CFM17538 - Repos: FA 2007 rules for companies: qualifications to the first tax consequence for creditor repos and creditor quasi-repos
This guidance describes the corporation tax treatment of sale and repurchase arrangements (“repos”) where the initial sale of securities takes place on or after 1 October 2007
Creditor repos and creditor quasi-repos: first tax consequence (continued)

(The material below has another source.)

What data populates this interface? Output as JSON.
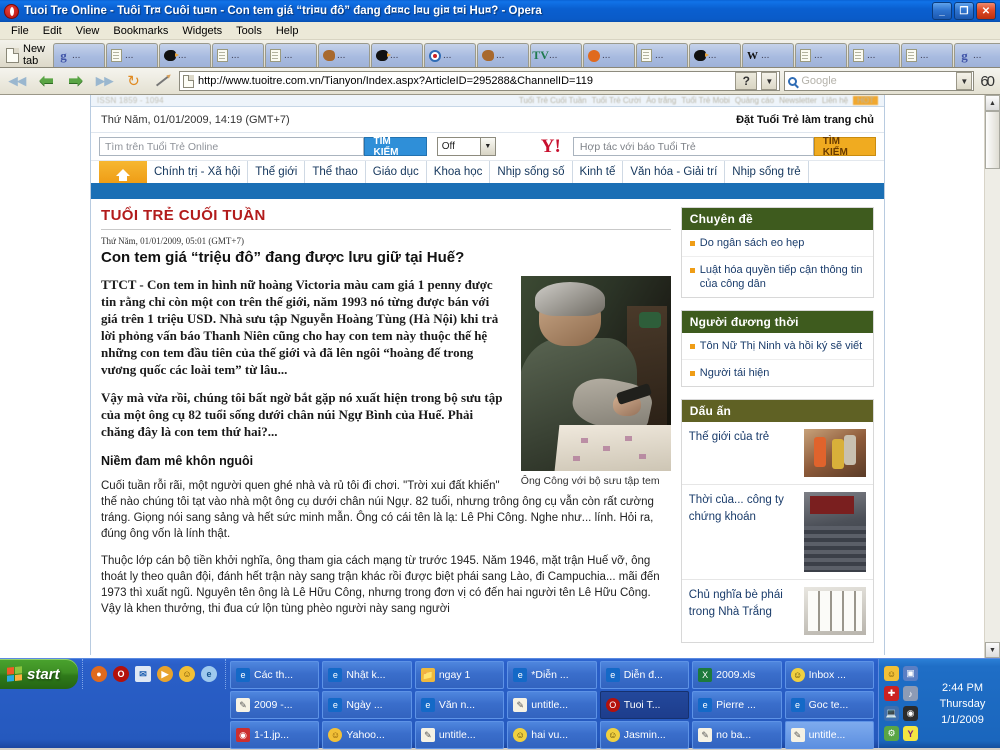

There are two qualifications to the rule (see
CFM17536) that a lender in a creditor
repo or creditor quasi-repo is taxed, in respect of its income
arising while the arrangement is in force, as if it did not hold
the securities that are initially sold, and did not make any
manufactured payments in respect of those securities.
First qualification
An amount of income is not to be ignored for CT purposes if,
in accordance with GAAP, it is recognised in determining the
lender’s profit or loss or is taken into account in
calculating the amounts which are so recognised (for the meaning of
“recognised in determining… profit or loss,” see
CFM17514).
The purpose of this qualification is to ensure that in cases
where the lender’s overall accounting return from the repo
takes into account income arising on the securities (for instance,
because there is no requirement on the lender to make any
manufactured payments but there is an equivalent reduction in the
repurchase price) then that will be respected for tax purposes. But
it would also apply where, exceptionally, the income is recognised
in the lender’s profit and loss account or similar accounting
statement.
Second qualification
A manufactured payment is not to be ignored for CT purposes
if, in accordance with GAAP, it is recognised in determining the
lender’s profit or loss (for the meaning of “recognised
in determining… profit or loss,” see
CFM17514). For instance, it is possible
that a payment made by a lender who has repoed in a security to
cover a short sale (and therefore does not receive the real income)
may be so recognised.
This qualification is in turn subject to other provisions
that may restrict the deductibility of manufactured payments (for
instance, paragraphs 2 and 7A of Schedule 23A to ICTA (manufactured
payments in respect of UK equities; manufactured payments for
unallowable purposes)).
If exceptionally a financial trader with a net-paying
creditor repo records in accordance with GAAP a profit and loss
debit that corresponds to income arising on the securities (for
instance, because it has repoed in the security to cover a short
sale), normal Case I principles will apply to the debit.